Origins of the term[edit]

The question was originally posed in 1977 by Scottish Labour MP Tam Dalyell when he was member of Parliament for West Lothian:

"For how long will English constituencies and English Honourable members tolerate...at least 119 Honourable Members from Scotland, Wales and Northern Ireland exercising an important, and probably often decisive, effect on English politics while they themselves have no say in the same matters in Scotland, Wales and Northern Ireland?"[1]

His party then as now was under threat from nationalists in both Wales and Scotland, and the intent of the West Lothian question was to defend the principle that every part of the UK should be under the same degree of control from London. A principle opposed then and now by decentralists who consider the UK an overcentralised state and want power to be devolved to those nations, regions and communities that are ready and willing to take that power, and whose stock answer to that question is that if other regions want it they should have devolution as well.

Usage by opponents of Scottish and Welsh devolution[edit]

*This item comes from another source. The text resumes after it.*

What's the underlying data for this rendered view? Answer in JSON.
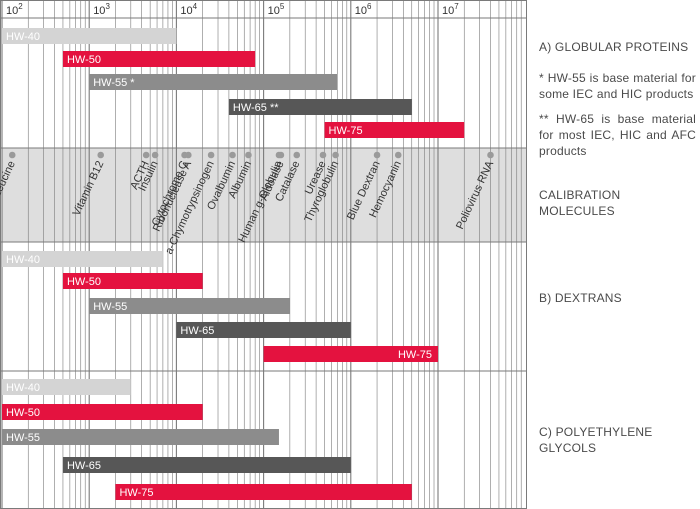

Conservatives and others have tended to use the West Lothian question to oppose devolution to Scotland and Wales, but have not used these arguments when:

  1. In the 1980s Margaret Thatcher abolished the Greater London council and several other Councils her party didn't control and centralised their powers to Whitehall.
  2. For half a century from partition until the early 70s, Northern Ireland had greater autonomy than Great Britain, and was able to gerrymander boundaries and discriminate against Catholics in a way that would not have been allowed on the mainland. While MPs from Northern Ireland were able to sit in Westminster and vote on issues affecting all of Great Britain such as the legalisation of homosexuality, their Westminster colleagues from England, Scotland, and Wales were unable to reform the relevant laws in Northern Ireland, where in the late 60s and early 70s the "Save Ulster from Sodomy" campaign enjoyed widespread support.
  3. Since the Norman conquest the Channel Islands have had their foreign policy determined from London without representation (despite their argument that they are the last vestige of the Duchy that William the Conqueror had before 1066 and the UK is actually their colony)

Decentralisation in England[edit]

Following devolution elsewhere in the UK, the West Lothian question has been used to justify a decentralised parliament of some form in England, either a single unified English parliament or multiple regional parliaments.

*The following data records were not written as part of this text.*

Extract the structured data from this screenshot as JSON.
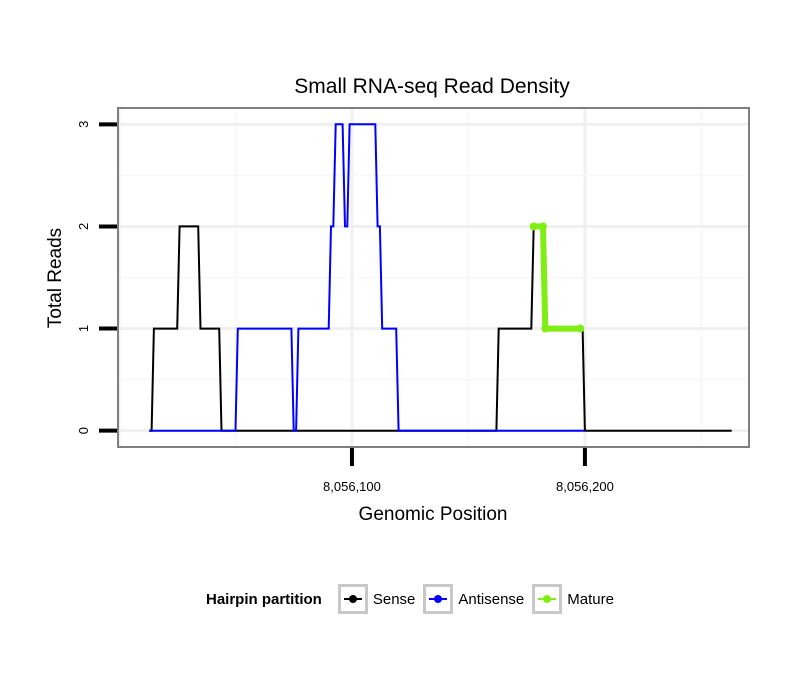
{
  "chart_data": {
    "type": "line",
    "title": "Small RNA-seq Read Density",
    "xlabel": "Genomic Position",
    "ylabel": "Total Reads",
    "xlim": [
      8056000,
      8056270
    ],
    "ylim": [
      -0.15,
      3.15
    ],
    "x_ticks": [
      8056100,
      8056200
    ],
    "x_tick_labels": [
      "8,056,100",
      "8,056,200"
    ],
    "y_ticks": [
      0,
      1,
      2,
      3
    ],
    "y_tick_labels": [
      "0",
      "1",
      "2",
      "3"
    ],
    "grid": true,
    "legend_position": "bottom",
    "series": [
      {
        "name": "Sense",
        "color": "#000000",
        "points": [
          [
            8056013,
            0
          ],
          [
            8056014,
            0
          ],
          [
            8056015,
            1
          ],
          [
            8056025,
            1
          ],
          [
            8056026,
            2
          ],
          [
            8056034,
            2
          ],
          [
            8056035,
            1
          ],
          [
            8056043,
            1
          ],
          [
            8056044,
            0
          ],
          [
            8056162,
            0
          ],
          [
            8056163,
            1
          ],
          [
            8056177,
            1
          ],
          [
            8056178,
            2
          ],
          [
            8056182,
            2
          ],
          [
            8056183,
            1
          ],
          [
            8056199,
            1
          ],
          [
            8056200,
            0
          ],
          [
            8056263,
            0
          ]
        ]
      },
      {
        "name": "Antisense",
        "color": "#0000ff",
        "points": [
          [
            8056013,
            0
          ],
          [
            8056050,
            0
          ],
          [
            8056051,
            1
          ],
          [
            8056074,
            1
          ],
          [
            8056075,
            0
          ],
          [
            8056076,
            0
          ],
          [
            8056077,
            1
          ],
          [
            8056090,
            1
          ],
          [
            8056091,
            2
          ],
          [
            8056092,
            2
          ],
          [
            8056093,
            3
          ],
          [
            8056096,
            3
          ],
          [
            8056097,
            2
          ],
          [
            8056098,
            2
          ],
          [
            8056099,
            3
          ],
          [
            8056110,
            3
          ],
          [
            8056111,
            2
          ],
          [
            8056112,
            2
          ],
          [
            8056113,
            1
          ],
          [
            8056119,
            1
          ],
          [
            8056120,
            0
          ],
          [
            8056200,
            0
          ]
        ]
      },
      {
        "name": "Mature",
        "color": "#80ee14",
        "points": [
          [
            8056178,
            2
          ],
          [
            8056182,
            2
          ],
          [
            8056183,
            1
          ],
          [
            8056198,
            1
          ]
        ]
      }
    ]
  },
  "legend": {
    "title": "Hairpin partition",
    "items": [
      {
        "label": "Sense",
        "color": "#000000"
      },
      {
        "label": "Antisense",
        "color": "#0000ff"
      },
      {
        "label": "Mature",
        "color": "#80ee14"
      }
    ]
  }
}
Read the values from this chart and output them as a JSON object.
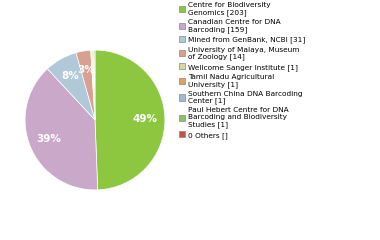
{
  "labels": [
    "Centre for Biodiversity\nGenomics [203]",
    "Canadian Centre for DNA\nBarcoding [159]",
    "Mined from GenBank, NCBI [31]",
    "University of Malaya, Museum\nof Zoology [14]",
    "Wellcome Sanger Institute [1]",
    "Tamil Nadu Agricultural\nUniversity [1]",
    "Southern China DNA Barcoding\nCenter [1]",
    "Paul Hebert Centre for DNA\nBarcoding and Biodiversity\nStudies [1]",
    "0 Others []"
  ],
  "values": [
    203,
    159,
    31,
    14,
    1,
    1,
    1,
    1,
    0
  ],
  "colors": [
    "#8dc63f",
    "#c9a8c9",
    "#b0c8d8",
    "#d8a090",
    "#d8d8a0",
    "#e0a060",
    "#a0b8d0",
    "#90c060",
    "#c85040"
  ],
  "background_color": "#ffffff",
  "figsize": [
    3.8,
    2.4
  ],
  "dpi": 100
}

The question has become more prominent in the public in recent times after it was revealed that Scottish members of Parliament had voted for education cuts affecting England in the House of Commons, and then voted for the abolition of tuition fees in Scotland through the Scottish Parliament.

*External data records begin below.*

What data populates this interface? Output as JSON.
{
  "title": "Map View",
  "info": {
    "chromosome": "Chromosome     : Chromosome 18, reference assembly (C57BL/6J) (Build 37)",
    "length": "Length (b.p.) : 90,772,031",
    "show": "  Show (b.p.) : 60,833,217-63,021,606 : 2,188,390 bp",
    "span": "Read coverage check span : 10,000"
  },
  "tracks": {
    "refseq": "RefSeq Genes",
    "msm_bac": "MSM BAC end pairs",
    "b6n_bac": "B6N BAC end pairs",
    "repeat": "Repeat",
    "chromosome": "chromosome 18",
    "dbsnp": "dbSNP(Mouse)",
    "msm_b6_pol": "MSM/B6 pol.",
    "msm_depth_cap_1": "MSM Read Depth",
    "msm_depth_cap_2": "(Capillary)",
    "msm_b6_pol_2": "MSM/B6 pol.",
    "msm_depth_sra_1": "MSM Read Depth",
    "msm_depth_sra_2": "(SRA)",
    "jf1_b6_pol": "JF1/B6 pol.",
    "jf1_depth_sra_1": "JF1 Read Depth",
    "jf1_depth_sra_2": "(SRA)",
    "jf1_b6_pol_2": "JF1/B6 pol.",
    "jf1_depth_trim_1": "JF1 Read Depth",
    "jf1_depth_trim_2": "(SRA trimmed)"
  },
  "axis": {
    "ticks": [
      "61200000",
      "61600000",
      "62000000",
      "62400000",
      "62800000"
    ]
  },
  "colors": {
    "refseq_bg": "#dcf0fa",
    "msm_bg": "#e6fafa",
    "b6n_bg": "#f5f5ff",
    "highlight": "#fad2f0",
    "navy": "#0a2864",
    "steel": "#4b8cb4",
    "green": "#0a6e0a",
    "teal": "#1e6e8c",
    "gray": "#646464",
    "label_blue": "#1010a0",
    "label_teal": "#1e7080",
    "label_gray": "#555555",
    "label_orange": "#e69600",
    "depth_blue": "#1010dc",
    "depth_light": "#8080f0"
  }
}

Because of this, David Cameron implemented a procedure for English Votes for English Laws (EVEL), adding a new stage to a bill's progress through parliament where only English MPs vote on England-only laws. The first vote under the procedure took place in January 2016.[2] However, this procedure was scrapped in 2021 under pressure from the Scottish National Party, returning to a system with no special procedure for English laws.[3]